A system dynamics modelling for energy planning and carbon dioxide estimation of the Nigerian power sector

Abstract

Energy is essential to supporting the modern life-style; it is the main driver to economic development and carbon dioxide (CO2) emissions. Due to associated complexities and uncertainties, decision makers and energy planners face increasing pressure to effectively address energy related challenges, including approaches to low carbon energy provision. This study seeks to develop a long-term, 2010-2050, system dynamics (SD) model of the Nigerian power sector (NPS). The model then helps to investigate ways to bridge the electricity supply and demand gaps by simulating various performance scenarios based on real socio-economic variables and estimation of CO2. A total of six policy scenarios were implemented. These scenarios sought to evaluate the influence of the following four parameters: 1) transmission losses (Tx); 2) time to adjust capacity (TAC); 3) population growth rate (PGR); 4) capacities under construction.
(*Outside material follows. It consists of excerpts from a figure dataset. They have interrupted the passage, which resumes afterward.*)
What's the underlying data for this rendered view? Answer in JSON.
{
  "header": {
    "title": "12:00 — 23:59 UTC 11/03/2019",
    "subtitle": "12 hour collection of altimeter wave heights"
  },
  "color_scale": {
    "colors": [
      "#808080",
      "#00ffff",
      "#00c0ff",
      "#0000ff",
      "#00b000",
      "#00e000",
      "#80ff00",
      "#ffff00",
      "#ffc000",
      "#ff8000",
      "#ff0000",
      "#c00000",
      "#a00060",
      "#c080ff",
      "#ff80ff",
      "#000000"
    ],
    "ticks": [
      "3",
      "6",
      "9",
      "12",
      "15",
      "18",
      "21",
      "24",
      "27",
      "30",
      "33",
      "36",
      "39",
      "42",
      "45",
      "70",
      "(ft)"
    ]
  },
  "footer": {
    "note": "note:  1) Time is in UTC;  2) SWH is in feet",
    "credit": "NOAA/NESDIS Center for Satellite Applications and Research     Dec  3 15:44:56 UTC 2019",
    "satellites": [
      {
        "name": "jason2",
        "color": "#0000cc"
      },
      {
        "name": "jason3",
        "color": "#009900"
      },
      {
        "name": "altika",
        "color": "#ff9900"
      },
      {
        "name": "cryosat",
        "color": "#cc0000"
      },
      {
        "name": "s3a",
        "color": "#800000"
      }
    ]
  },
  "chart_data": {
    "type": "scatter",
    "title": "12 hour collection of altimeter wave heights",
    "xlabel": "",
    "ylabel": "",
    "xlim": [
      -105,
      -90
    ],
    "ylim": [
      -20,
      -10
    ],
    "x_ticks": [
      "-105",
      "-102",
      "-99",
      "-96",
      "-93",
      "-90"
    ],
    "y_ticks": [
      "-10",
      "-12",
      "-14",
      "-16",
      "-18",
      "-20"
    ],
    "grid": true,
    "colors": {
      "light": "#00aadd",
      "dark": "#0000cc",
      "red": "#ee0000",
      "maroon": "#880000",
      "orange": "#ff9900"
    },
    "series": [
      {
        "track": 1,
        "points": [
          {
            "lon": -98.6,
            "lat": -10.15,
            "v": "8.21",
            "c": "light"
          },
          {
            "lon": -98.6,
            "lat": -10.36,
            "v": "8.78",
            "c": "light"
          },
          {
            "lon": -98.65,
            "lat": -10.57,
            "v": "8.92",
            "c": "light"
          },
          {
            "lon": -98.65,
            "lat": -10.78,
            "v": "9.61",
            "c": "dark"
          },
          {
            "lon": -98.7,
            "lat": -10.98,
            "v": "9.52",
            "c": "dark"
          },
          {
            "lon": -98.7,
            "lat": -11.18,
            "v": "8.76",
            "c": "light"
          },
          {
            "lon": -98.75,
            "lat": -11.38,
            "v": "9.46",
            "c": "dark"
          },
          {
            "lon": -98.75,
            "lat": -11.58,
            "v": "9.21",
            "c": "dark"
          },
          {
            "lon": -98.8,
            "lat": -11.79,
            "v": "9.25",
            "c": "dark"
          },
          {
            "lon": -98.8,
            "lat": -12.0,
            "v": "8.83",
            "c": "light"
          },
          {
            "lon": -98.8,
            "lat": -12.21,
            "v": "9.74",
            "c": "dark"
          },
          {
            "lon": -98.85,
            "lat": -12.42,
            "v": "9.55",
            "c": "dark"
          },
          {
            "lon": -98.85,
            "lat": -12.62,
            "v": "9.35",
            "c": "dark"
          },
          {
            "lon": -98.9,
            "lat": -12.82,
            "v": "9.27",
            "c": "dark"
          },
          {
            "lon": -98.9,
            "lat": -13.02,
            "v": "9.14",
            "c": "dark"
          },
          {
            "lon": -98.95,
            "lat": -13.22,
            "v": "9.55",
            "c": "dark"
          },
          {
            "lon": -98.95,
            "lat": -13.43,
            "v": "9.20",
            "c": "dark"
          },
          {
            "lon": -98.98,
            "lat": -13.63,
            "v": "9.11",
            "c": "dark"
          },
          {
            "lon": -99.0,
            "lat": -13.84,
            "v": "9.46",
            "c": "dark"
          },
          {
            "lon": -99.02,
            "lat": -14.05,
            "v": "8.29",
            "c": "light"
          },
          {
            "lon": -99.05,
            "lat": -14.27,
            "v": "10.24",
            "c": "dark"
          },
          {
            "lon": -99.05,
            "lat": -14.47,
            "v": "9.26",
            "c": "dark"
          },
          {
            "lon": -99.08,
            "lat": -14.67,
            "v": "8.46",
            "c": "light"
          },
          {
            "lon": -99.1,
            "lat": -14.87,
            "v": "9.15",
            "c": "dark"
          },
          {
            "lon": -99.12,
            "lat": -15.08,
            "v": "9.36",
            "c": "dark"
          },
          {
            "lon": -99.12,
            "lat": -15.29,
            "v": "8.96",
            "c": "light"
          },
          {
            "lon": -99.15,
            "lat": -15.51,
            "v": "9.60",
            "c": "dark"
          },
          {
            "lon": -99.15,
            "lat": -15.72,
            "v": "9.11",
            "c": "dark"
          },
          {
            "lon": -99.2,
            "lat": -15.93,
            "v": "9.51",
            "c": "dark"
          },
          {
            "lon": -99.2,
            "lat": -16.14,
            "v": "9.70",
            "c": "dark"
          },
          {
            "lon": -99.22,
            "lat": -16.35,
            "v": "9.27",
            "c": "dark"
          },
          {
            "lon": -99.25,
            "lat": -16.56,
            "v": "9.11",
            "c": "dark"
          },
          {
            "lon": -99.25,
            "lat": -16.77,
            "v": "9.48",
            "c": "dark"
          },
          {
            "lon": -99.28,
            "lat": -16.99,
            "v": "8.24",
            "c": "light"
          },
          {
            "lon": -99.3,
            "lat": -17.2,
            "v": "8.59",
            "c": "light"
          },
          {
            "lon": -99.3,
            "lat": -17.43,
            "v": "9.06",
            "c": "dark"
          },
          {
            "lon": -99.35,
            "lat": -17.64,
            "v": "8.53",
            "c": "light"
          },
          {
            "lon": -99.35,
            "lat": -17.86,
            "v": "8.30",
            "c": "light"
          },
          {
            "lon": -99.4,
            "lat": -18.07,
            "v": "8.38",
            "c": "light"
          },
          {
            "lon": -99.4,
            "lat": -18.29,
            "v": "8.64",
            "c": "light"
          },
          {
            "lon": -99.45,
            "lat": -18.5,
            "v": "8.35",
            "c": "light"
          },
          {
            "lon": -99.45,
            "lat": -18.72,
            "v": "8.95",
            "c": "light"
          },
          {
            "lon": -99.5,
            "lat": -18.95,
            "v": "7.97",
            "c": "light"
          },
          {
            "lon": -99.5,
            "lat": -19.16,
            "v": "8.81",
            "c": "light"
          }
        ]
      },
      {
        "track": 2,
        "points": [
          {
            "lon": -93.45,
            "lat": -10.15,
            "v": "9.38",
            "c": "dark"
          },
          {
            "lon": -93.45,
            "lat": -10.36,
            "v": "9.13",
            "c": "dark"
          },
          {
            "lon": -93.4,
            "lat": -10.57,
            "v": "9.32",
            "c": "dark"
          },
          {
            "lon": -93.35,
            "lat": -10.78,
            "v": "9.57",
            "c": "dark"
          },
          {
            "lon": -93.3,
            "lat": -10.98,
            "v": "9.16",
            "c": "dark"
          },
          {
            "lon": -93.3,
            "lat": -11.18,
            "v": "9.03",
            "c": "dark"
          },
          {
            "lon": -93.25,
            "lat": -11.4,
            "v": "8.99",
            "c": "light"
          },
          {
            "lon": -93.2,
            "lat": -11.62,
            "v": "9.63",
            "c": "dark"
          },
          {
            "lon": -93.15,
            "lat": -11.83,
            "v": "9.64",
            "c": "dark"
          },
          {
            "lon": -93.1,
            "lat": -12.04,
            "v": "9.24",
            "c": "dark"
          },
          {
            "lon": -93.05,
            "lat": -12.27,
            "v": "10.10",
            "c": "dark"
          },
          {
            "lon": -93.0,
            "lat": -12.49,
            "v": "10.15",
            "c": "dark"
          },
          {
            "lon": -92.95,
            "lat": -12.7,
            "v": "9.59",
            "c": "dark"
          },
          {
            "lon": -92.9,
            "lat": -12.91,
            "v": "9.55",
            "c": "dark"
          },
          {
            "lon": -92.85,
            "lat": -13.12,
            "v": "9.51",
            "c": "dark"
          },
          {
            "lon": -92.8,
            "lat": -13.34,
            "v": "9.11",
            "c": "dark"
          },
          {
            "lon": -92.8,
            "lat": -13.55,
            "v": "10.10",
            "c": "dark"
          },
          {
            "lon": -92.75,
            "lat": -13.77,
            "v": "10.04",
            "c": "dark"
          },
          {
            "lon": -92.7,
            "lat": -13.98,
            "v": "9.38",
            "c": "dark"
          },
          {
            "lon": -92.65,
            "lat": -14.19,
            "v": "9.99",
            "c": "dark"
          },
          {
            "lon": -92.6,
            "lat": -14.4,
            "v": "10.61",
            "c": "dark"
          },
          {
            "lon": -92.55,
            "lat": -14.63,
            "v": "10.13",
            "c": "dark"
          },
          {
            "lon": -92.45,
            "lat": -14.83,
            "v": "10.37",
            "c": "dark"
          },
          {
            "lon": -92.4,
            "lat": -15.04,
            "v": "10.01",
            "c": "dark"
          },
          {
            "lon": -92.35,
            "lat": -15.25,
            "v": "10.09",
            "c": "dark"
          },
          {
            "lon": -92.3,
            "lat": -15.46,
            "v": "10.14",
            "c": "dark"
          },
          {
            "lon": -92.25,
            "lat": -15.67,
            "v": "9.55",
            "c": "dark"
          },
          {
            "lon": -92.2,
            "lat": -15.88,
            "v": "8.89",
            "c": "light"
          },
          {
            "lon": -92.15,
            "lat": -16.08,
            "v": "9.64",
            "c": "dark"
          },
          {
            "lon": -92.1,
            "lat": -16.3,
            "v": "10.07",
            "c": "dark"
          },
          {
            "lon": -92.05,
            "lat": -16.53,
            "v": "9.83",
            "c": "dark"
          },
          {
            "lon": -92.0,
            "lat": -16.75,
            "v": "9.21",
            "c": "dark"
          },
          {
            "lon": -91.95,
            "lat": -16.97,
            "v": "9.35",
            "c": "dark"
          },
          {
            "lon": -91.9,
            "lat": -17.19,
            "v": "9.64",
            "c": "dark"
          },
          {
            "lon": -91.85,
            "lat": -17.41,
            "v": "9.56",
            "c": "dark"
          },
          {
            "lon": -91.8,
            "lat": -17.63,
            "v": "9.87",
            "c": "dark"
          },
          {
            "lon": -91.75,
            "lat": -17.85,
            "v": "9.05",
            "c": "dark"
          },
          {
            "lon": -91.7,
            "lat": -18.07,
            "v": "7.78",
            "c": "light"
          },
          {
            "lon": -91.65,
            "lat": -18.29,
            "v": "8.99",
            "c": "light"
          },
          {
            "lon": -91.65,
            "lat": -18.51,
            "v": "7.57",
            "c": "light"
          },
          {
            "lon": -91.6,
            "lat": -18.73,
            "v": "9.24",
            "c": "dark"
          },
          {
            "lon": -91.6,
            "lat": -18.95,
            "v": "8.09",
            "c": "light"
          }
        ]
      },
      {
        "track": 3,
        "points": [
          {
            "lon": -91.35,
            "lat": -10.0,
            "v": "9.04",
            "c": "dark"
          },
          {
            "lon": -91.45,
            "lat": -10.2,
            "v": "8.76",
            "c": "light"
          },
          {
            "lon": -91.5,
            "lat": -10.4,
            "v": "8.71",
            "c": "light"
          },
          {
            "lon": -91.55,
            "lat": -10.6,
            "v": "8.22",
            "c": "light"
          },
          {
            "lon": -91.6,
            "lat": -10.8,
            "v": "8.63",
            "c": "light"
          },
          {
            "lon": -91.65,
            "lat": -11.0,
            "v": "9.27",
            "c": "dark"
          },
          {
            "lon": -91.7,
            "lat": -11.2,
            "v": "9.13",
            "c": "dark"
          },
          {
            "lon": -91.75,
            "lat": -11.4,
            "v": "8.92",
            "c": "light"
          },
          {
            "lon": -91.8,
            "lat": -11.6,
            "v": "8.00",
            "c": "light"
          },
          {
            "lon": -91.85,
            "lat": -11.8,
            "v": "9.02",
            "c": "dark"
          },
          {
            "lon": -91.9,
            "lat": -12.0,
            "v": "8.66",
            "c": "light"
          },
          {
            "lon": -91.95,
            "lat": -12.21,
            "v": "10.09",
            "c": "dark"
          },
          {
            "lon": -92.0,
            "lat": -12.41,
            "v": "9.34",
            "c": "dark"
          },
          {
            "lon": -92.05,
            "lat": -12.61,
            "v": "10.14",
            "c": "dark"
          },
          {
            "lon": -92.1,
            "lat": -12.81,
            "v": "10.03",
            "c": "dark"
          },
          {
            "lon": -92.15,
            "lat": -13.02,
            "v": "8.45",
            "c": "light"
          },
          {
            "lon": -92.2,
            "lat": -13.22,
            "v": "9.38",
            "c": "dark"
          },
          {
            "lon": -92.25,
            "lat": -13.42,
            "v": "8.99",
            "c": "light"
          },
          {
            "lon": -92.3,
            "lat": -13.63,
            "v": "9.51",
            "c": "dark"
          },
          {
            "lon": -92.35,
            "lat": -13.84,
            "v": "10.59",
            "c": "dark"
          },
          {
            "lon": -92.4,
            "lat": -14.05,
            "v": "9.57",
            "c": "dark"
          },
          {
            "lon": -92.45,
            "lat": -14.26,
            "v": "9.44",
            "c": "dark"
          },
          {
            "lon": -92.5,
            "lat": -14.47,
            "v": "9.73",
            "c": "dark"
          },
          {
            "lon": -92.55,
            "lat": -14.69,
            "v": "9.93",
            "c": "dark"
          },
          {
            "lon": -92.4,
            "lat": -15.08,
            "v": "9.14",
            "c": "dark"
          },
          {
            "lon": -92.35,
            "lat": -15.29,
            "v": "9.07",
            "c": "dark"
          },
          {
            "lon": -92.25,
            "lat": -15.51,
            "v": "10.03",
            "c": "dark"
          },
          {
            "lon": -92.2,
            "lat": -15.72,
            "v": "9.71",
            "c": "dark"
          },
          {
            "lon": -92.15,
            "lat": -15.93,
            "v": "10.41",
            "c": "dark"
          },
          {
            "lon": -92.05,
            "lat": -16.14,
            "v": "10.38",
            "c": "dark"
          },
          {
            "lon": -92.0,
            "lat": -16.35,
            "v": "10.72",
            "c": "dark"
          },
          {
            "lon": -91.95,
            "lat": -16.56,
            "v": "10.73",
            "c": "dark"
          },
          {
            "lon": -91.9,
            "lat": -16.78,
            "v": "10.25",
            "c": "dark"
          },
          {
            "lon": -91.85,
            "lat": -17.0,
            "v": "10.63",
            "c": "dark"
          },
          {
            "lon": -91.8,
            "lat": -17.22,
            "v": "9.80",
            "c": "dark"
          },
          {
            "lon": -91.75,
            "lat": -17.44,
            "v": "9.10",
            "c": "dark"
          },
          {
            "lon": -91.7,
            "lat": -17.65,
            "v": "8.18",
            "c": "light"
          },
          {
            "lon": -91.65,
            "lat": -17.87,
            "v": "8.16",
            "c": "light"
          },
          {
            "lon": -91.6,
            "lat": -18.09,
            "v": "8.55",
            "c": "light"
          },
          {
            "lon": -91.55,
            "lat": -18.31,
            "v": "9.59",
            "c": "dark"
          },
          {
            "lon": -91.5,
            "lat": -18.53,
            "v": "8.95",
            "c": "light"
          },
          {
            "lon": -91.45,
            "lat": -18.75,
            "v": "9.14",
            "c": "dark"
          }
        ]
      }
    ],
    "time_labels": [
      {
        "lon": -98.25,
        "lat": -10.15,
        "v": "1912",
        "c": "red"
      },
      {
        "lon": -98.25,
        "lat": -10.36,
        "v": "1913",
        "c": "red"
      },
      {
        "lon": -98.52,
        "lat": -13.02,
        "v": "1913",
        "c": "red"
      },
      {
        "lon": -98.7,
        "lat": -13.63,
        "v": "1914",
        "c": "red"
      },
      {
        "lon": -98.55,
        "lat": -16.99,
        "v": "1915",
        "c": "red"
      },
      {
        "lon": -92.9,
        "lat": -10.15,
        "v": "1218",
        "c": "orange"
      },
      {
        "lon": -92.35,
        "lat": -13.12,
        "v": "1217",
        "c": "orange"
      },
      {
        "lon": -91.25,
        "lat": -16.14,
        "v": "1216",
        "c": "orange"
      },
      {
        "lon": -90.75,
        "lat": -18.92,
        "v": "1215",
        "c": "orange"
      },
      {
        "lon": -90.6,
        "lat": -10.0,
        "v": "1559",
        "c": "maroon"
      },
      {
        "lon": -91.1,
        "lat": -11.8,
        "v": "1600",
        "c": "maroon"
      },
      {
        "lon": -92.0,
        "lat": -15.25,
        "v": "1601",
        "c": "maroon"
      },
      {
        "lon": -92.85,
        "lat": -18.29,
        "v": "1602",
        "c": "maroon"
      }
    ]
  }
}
Accordingly, results not only showed that the completion of the existing project and the Mambilla multipurpose hydropower (MMHP) would make the NPS 71% energy secured, but also revealed a paradigm shift in CO2 reduction in the planning process considered by the study in contrast to the existing generations. Finally, capability of SD was affirmed by properly capturing feedbacks, delays, and other complexities in the NPS.